Angles can be positive or negative. A positive angle signifies a counter-clockwise rotation from the positive x-axis, while a negative angle represents a clockwise rotation. In the case of \(t = -\frac{\pi}{2}\), this means the angle rotates clockwise by half a right angle. Understanding this concept helps in precisely locating terminal points on the unit circle.

Understanding trigonometric angles helps us in identifying precise positions on the circle, allowing for accurate mathematical calculations and representations.

A terminal point is the endpoint of the radius that pivots on the origin in the unit circle when rotated by a specific angle. The terminal point is vital because it has coordinates \(P(x, y)\), which lie on the unit circle. These coordinates help determine specific values of trigonometric functions, like sine and cosine, for the corresponding angle.

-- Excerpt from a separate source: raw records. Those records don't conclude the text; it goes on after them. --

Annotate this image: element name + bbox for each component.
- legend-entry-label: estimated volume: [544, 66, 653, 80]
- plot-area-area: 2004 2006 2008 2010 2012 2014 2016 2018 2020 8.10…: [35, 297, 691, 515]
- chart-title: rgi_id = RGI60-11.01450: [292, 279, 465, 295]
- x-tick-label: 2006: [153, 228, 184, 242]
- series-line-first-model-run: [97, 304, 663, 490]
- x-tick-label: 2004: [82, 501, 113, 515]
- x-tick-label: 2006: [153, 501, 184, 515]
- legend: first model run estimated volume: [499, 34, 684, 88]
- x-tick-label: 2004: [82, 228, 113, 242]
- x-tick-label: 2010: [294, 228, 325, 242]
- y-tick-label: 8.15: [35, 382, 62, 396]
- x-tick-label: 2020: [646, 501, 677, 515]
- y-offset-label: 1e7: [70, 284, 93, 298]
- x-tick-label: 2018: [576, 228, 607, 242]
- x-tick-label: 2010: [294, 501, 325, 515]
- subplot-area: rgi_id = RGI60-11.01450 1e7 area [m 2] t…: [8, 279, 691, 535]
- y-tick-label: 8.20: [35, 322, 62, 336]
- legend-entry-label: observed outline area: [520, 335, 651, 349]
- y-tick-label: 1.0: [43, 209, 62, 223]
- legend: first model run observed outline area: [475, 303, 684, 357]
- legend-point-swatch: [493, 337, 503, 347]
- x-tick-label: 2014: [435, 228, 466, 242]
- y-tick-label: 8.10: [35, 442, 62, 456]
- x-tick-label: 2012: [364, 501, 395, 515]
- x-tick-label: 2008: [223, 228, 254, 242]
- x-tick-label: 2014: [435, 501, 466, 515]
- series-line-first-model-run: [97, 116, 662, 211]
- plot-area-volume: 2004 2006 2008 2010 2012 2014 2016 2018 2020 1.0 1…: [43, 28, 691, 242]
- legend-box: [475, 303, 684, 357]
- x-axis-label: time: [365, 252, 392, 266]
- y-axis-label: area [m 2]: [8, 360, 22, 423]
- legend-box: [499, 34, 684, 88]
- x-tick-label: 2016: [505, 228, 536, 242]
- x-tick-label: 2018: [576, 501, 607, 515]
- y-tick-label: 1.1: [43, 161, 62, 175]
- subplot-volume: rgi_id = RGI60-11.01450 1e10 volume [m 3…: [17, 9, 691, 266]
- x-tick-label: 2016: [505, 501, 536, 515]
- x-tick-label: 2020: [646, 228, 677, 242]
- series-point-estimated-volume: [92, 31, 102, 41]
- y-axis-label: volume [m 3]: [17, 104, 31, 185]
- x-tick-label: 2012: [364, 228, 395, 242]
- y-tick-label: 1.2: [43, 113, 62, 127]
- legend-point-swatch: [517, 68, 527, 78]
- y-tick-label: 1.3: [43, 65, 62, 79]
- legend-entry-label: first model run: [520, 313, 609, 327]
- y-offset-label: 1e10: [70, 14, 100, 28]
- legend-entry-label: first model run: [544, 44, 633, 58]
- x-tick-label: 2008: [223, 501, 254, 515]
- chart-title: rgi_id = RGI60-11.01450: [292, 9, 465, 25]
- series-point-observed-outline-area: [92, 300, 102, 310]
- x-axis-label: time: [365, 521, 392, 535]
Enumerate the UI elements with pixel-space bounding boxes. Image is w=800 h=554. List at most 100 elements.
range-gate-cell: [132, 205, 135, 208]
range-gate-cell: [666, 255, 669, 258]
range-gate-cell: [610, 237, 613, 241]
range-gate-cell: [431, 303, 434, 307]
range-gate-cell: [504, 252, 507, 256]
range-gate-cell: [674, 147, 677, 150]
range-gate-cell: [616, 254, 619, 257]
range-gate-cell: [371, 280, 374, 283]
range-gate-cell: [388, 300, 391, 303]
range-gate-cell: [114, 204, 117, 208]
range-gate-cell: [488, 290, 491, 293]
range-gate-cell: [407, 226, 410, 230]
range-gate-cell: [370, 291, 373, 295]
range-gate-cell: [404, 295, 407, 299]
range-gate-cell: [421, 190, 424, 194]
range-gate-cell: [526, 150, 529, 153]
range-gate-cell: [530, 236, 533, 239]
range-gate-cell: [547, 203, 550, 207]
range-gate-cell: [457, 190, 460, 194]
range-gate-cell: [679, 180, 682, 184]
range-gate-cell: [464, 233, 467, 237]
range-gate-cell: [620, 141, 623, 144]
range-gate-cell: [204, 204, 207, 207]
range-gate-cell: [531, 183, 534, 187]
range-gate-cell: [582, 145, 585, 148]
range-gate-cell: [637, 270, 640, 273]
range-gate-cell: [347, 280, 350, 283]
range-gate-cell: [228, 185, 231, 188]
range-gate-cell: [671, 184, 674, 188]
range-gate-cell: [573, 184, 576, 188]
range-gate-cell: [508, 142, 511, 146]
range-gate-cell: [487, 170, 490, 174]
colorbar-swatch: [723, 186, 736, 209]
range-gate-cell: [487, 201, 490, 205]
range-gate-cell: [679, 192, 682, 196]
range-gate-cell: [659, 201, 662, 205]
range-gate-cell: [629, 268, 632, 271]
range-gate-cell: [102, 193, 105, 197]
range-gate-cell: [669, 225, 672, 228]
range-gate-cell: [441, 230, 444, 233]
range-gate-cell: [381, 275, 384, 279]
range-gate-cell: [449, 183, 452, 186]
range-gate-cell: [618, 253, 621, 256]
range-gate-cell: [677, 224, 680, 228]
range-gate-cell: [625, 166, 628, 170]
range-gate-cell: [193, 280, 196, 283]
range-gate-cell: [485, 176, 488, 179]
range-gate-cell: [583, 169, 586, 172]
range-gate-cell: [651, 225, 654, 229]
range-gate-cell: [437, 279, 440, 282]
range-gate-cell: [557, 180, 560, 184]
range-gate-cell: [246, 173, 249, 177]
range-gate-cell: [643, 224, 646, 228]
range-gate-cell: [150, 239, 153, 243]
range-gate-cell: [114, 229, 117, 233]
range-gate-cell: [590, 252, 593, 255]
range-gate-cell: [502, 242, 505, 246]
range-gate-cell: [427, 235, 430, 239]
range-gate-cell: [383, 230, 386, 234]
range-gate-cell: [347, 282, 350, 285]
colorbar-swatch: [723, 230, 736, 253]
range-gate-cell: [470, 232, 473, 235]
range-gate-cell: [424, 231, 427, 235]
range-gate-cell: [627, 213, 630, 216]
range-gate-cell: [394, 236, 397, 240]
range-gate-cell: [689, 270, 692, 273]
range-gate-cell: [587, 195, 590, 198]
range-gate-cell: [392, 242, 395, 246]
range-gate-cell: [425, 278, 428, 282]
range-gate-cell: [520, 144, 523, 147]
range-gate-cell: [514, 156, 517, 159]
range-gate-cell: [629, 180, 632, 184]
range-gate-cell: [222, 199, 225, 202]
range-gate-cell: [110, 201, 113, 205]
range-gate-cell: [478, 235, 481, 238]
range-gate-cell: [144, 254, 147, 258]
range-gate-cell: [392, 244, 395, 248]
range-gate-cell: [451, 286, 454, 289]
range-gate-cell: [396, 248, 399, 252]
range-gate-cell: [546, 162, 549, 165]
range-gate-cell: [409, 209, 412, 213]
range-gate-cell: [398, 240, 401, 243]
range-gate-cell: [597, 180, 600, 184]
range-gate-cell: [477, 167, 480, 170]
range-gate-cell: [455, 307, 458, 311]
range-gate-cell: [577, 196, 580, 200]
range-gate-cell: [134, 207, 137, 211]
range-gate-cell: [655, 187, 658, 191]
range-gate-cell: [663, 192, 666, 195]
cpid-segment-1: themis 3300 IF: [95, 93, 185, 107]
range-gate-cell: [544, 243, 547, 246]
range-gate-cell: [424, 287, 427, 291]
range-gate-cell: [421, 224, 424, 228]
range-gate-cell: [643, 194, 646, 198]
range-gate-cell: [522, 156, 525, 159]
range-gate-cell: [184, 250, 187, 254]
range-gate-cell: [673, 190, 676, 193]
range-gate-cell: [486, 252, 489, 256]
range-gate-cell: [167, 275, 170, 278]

To find the terminal point for \(t = -\frac{\pi}{2}\), you imagine rotating the radius from the positive x-axis by \(-\frac{\pi}{2}\) radians. This angle leads the radius to point directly downwards along the negative y-axis. Thus, this specific rotation brings the terminal point to \((0, -1)\), where the x-coordinate is 0, and the y-coordinate is -1.

The concept of terminal points allows us to easily identify trigonometric values and their relationships according to the angle given.

The coordinate plane is a two-dimensional space made up of an x-axis (horizontal) and a y-axis (vertical) that intersect at a point called the origin. The use of the coordinate plane is significant in many areas of mathematics, including geometry and trigonometry.

When considering the unit circle on the coordinate plane, its center at the origin \((0,0)\) and radius of 1 help define every possible point using coordinates \((x, y)\). Each point on the unit circle corresponds to a unique angle made with the positive x-axis, demonstrating the relationship between geometric and algebraic concepts. In the exercise,\(t = -\frac{\pi}{2}\) indicates a specific point, \((0, -1)\), on this coordinate plane.

The coordinate plane thus provides a system through which we can visualize and solve trigonometric problems by using coordinates to represent specific angles and points.